To evaluate data in Power BI using Python, you should enable the Python scripting option.
- A. True
- B. False
Answer: A. True
Explanation: To use Python scripts in Power BI for data evaluation and analysis, the Python scripting option should be enabled.
True or False: You can’t evaluate missing data in Power BI.
- False
Answer: False
Explanation: Power BI allows you to evaluate missing or null data, and can replace these with meaningful substitutes if required for better interpretation.
Interview Questions
What is the primary purpose of evaluating data statistics in Power BI?
The primary purpose of evaluating data statistics in Power BI is to understand the overall data distribution, uncover trends and patterns, identify outliers and anomalies, and perform predictive analysis.
What are column properties in Power BI and why are they significant?
Column properties in Power BI are the unique characteristics or attributes of a data column, which include data type, name, and categorization. They are significant as they affect the type of visualizations, calculations, and analyses that can be performed on the data.
Explain the function of the “SUMMARIZECOLUMNS” function in Power BI?
The “SUMMARIZECOLUMNS” function in Power BI is used to return a summary table for the requested columns, grouping by the specified columns. It helps in aggregating and summarizing data for analysis purposes.

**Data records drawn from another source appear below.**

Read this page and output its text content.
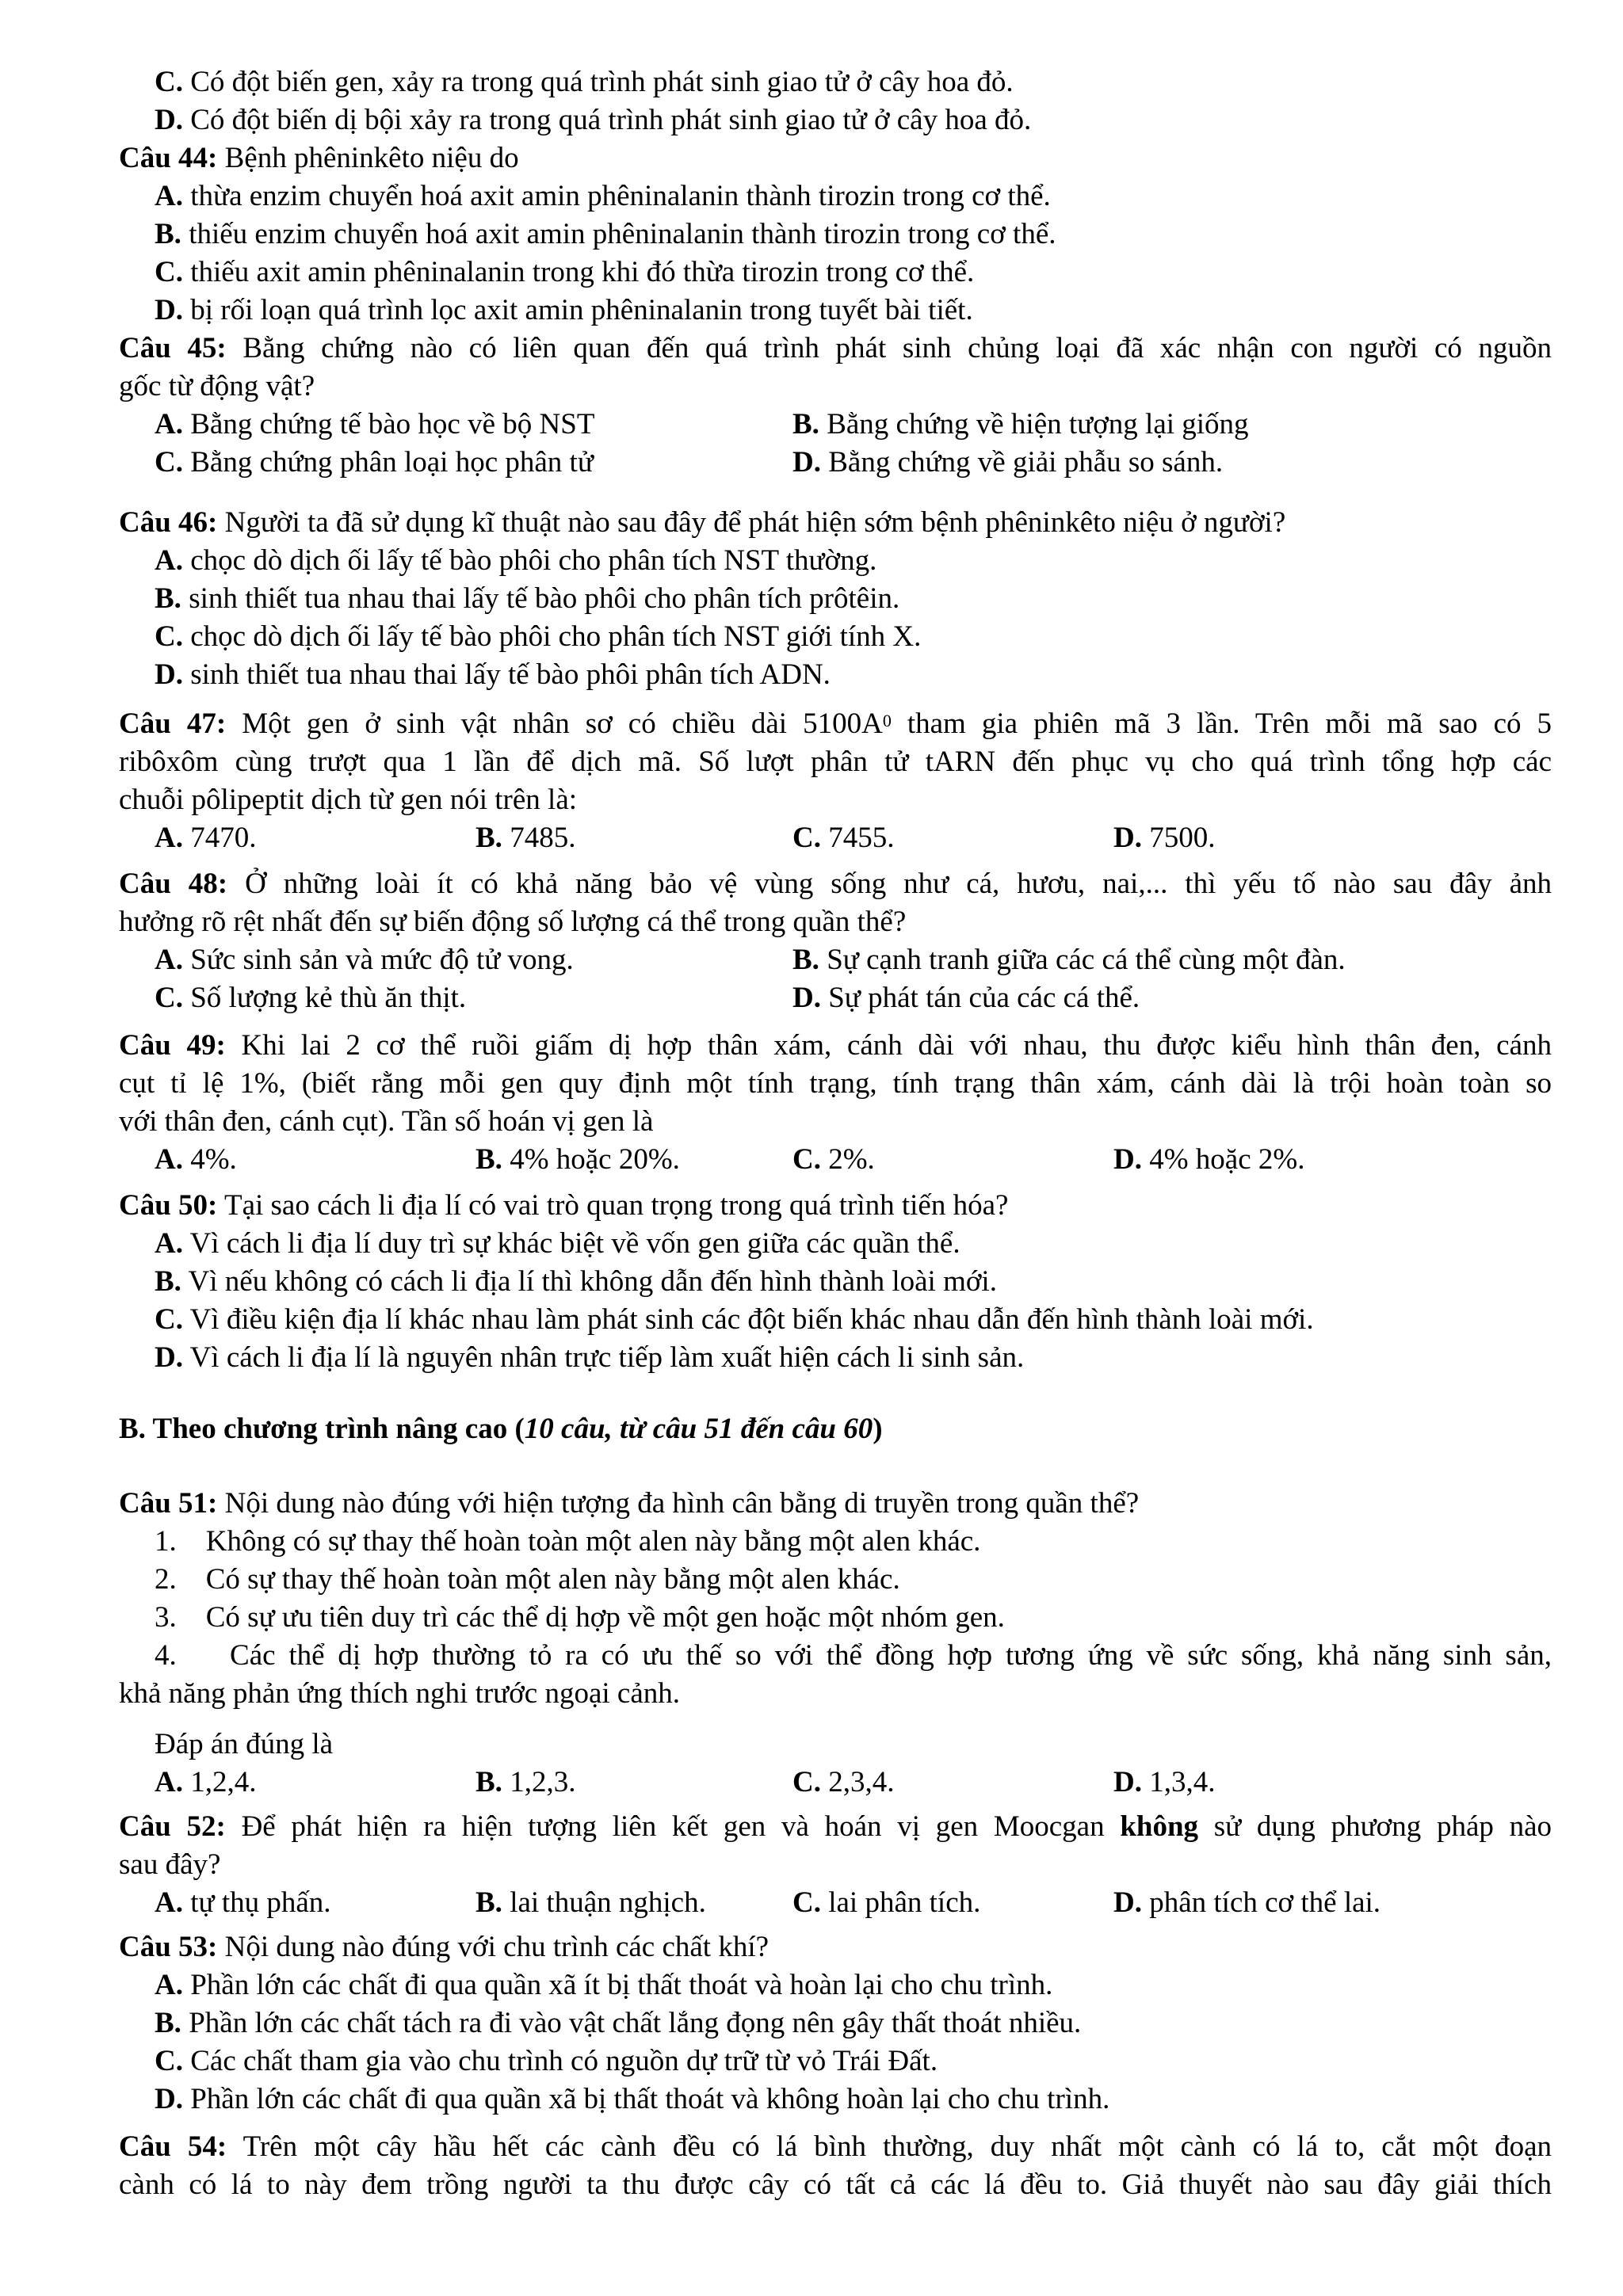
C. Có đột biến gen, xảy ra trong quá trình phát sinh giao tử ở cây hoa đỏ.
D. Có đột biến dị bội xảy ra trong quá trình phát sinh giao tử ở cây hoa đỏ.
Câu 44: Bệnh phêninkêto niệu do
A. thừa enzim chuyển hoá axit amin phêninalanin thành tirozin trong cơ thể.
B. thiếu enzim chuyển hoá axit amin phêninalanin thành tirozin trong cơ thể.
C. thiếu axit amin phêninalanin trong khi đó thừa tirozin trong cơ thể.
D. bị rối loạn quá trình lọc axit amin phêninalanin trong tuyết bài tiết.
Câu 45: Bằng chứng nào có liên quan đến quá trình phát sinh chủng loại đã xác nhận con người có nguồn
gốc từ động vật?
A. Bằng chứng tế bào học về bộ NST	B. Bằng chứng về hiện tượng lại giống
C. Bằng chứng phân loại học phân tử	D. Bằng chứng về giải phẫu so sánh.
Câu 46: Người ta đã sử dụng kĩ thuật nào sau đây để phát hiện sớm bệnh phêninkêto niệu ở người?
A. chọc dò dịch ối lấy tế bào phôi cho phân tích NST thường.
B. sinh thiết tua nhau thai lấy tế bào phôi cho phân tích prôtêin.
C. chọc dò dịch ối lấy tế bào phôi cho phân tích NST giới tính X.
D. sinh thiết tua nhau thai lấy tế bào phôi phân tích ADN.
Câu 47: Một gen ở sinh vật nhân sơ có chiều dài $5100A^0$ tham gia phiên mã 3 lần. Trên mỗi mã sao có 5
ribôxôm cùng trượt qua 1 lần để dịch mã. Số lượt phân tử tARN đến phục vụ cho quá trình tổng hợp các
chuỗi pôlipeptit dịch từ gen nói trên là:
A. 7470.	B. 7485.	C. 7455.	D. 7500.
Câu 48: Ở những loài ít có khả năng bảo vệ vùng sống như cá, hươu, nai,... thì yếu tố nào sau đây ảnh
hưởng rõ rệt nhất đến sự biến động số lượng cá thể trong quần thể?
A. Sức sinh sản và mức độ tử vong.	B. Sự cạnh tranh giữa các cá thể cùng một đàn.
C. Số lượng kẻ thù ăn thịt.	D. Sự phát tán của các cá thể.
Câu 49: Khi lai 2 cơ thể ruồi giấm dị hợp thân xám, cánh dài với nhau, thu được kiểu hình thân đen, cánh
cụt tỉ lệ 1%, (biết rằng mỗi gen quy định một tính trạng, tính trạng thân xám, cánh dài là trội hoàn toàn so
với thân đen, cánh cụt). Tần số hoán vị gen là
A. 4%.	B. 4% hoặc 20%.	C. 2%.	D. 4% hoặc 2%.
Câu 50: Tại sao cách li địa lí có vai trò quan trọng trong quá trình tiến hóa?
A. Vì cách li địa lí duy trì sự khác biệt về vốn gen giữa các quần thể.
B. Vì nếu không có cách li địa lí thì không dẫn đến hình thành loài mới.
C. Vì điều kiện địa lí khác nhau làm phát sinh các đột biến khác nhau dẫn đến hình thành loài mới.
D. Vì cách li địa lí là nguyên nhân trực tiếp làm xuất hiện cách li sinh sản.
B. Theo chương trình nâng cao (10 câu, từ câu 51 đến câu 60)
Câu 51: Nội dung nào đúng với hiện tượng đa hình cân bằng di truyền trong quần thể?
1. Không có sự thay thế hoàn toàn một alen này bằng một alen khác.
2. Có sự thay thế hoàn toàn một alen này bằng một alen khác.
3. Có sự ưu tiên duy trì các thể dị hợp về một gen hoặc một nhóm gen.
4. Các thể dị hợp thường tỏ ra có ưu thế so với thể đồng hợp tương ứng về sức sống, khả năng sinh sản,
khả năng phản ứng thích nghi trước ngoại cảnh.
Đáp án đúng là
A. 1,2,4.	B. 1,2,3.	C. 2,3,4.	D. 1,3,4.
Câu 52: Để phát hiện ra hiện tượng liên kết gen và hoán vị gen Moocgan không sử dụng phương pháp nào
sau đây?
A. tự thụ phấn.	B. lai thuận nghịch.	C. lai phân tích.	D. phân tích cơ thể lai.
Câu 53: Nội dung nào đúng với chu trình các chất khí?
A. Phần lớn các chất đi qua quần xã ít bị thất thoát và hoàn lại cho chu trình.
B. Phần lớn các chất tách ra đi vào vật chất lắng đọng nên gây thất thoát nhiều.
C. Các chất tham gia vào chu trình có nguồn dự trữ từ vỏ Trái Đất.
D. Phần lớn các chất đi qua quần xã bị thất thoát và không hoàn lại cho chu trình.
Câu 54: Trên một cây hầu hết các cành đều có lá bình thường, duy nhất một cành có lá to, cắt một đoạn
cành có lá to này đem trồng người ta thu được cây có tất cả các lá đều to. Giả thuyết nào sau đây giải thích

What is a histogram in Power BI and what is its purpose?
A histogram in Power BI is a graphical representation of data distribution across various categories. It helps in understanding the frequency of data points in different ranges, thereby revealing the underlying frequency distribution.

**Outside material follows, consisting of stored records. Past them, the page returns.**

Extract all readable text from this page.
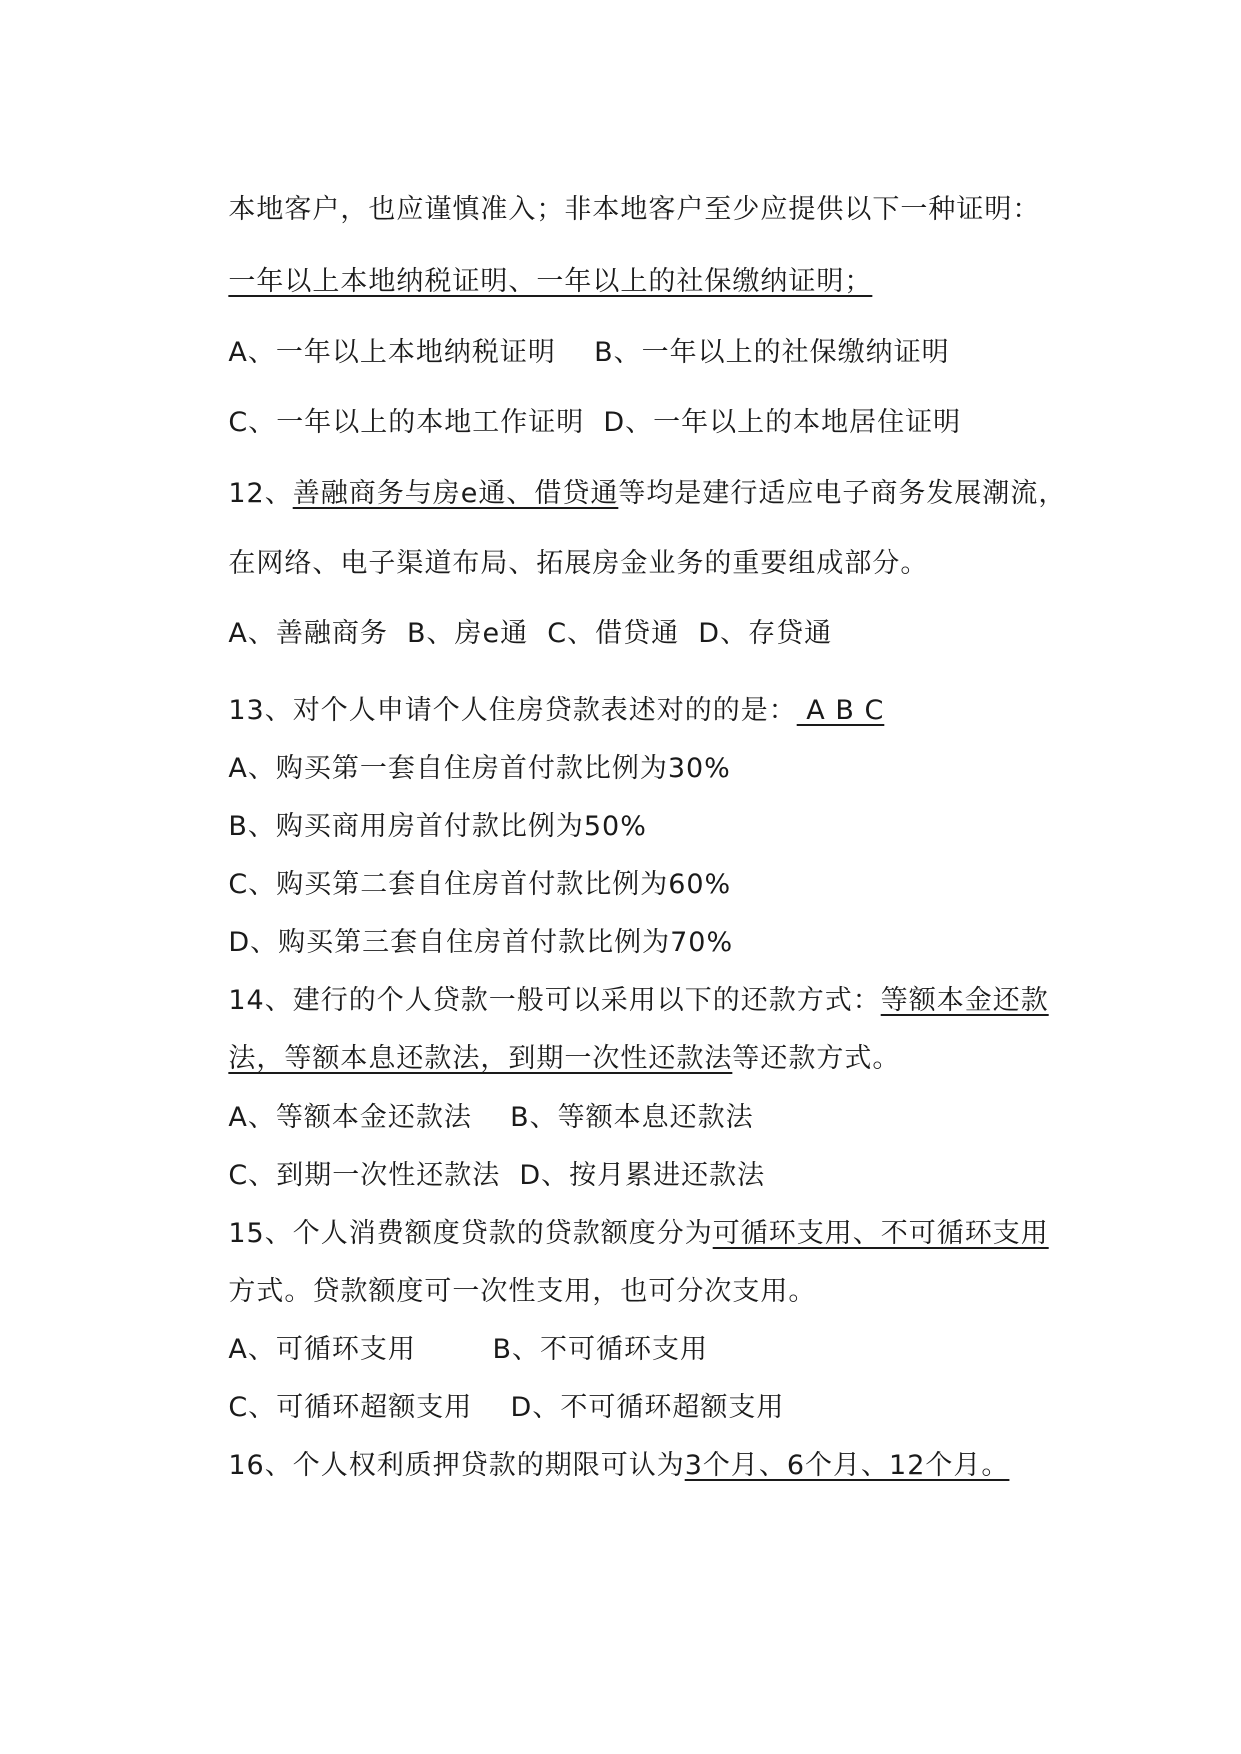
本地客户，也应谨慎准入；非本地客户至少应提供以下一种证明：

一年以上本地纳税证明、一年以上的社保缴纳证明；

A、一年以上本地纳税证明    B、一年以上的社保缴纳证明

C、一年以上的本地工作证明  D、一年以上的本地居住证明

12、善融商务与房e通、借贷通等均是建行适应电子商务发展潮流，

在网络、电子渠道布局、拓展房金业务的重要组成部分。

A、善融商务  B、房e通  C、借贷通  D、存贷通

13、对个人申请个人住房贷款表述对的的是： A B C

A、购买第一套自住房首付款比例为30%

B、购买商用房首付款比例为50%

C、购买第二套自住房首付款比例为60%

D、购买第三套自住房首付款比例为70%

14、建行的个人贷款一般可以采用以下的还款方式：等额本金还款

法，等额本息还款法，到期一次性还款法等还款方式。

A、等额本金还款法    B、等额本息还款法

C、到期一次性还款法  D、按月累进还款法

15、个人消费额度贷款的贷款额度分为可循环支用、不可循环支用

方式。贷款额度可一次性支用，也可分次支用。

A、可循环支用        B、不可循环支用

C、可循环超额支用    D、不可循环超额支用

16、个人权利质押贷款的期限可认为3个月、6个月、12个月。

How do you change the data type of a column in Power BI?
To change the data type of a column in Power BI, select the column, go to the “Column tools” tab, and change the “Data type” drop-down menu to the desired data type.
What does the “COUNT” function do in Power BI?
The “COUNT” function in Power BI counts the number of rows in a table or column where the specified column contains numbers, dates, or text.
What is a column profile in Power BI?
A column profile in Power BI provides descriptive statistics about a column’s data, like the count of unique, distinct values, the top error, and the distribution of values.
What does the “AVERAGE” function do in Power BI?
The “AVERAGE” function in Power BI returns the arithmetic mean of all the numbers in a column.
What is the procedure to visualize a trend in the data using Power BI?
To visualize a trend in the data using Power BI, one can use a line chart or a scatter plot. One needs to select the visualization type and then select the appropriate measure or column for the x and y-axis.
What is the “MIN” function in Power BI, and what does it do?
The “MIN” function in Power BI returns the smallest number in a column of numbers.
How can you identify outliers in your data using Power BI?
Outliers in Power BI can be identified by using visuals such as scatter plots or box and whisker plots. These plots help visually determine data points that fall significantly above or below the expected range of values.
How does Power BI handle null values in columns?
Power BI treats null values in columns either as blanks or as errors, depending on the context. For example, when calculating averages, Power BI excludes the null values.
What is the distinct count in Power BI?
The distinct count in Power BI is a measure which counts the number of distinct values in a column. It is used to find the number of unique values.
How can you group data in Power BI?
Data grouping in Power BI can be performed using the “Group by” option in the context menu of the desired column. This option allows grouping data by multiple levels and creating aggregations like sum, average, count, etc.
What is a stacked column chart in Power BI?
A stacked column chart in Power BI is a bar chart that places multiple data series on top of one another in a single column. This type of chart is useful for showing the relationship of individual items to the whole, comparing multiple data series, and displaying part-to-whole relationships.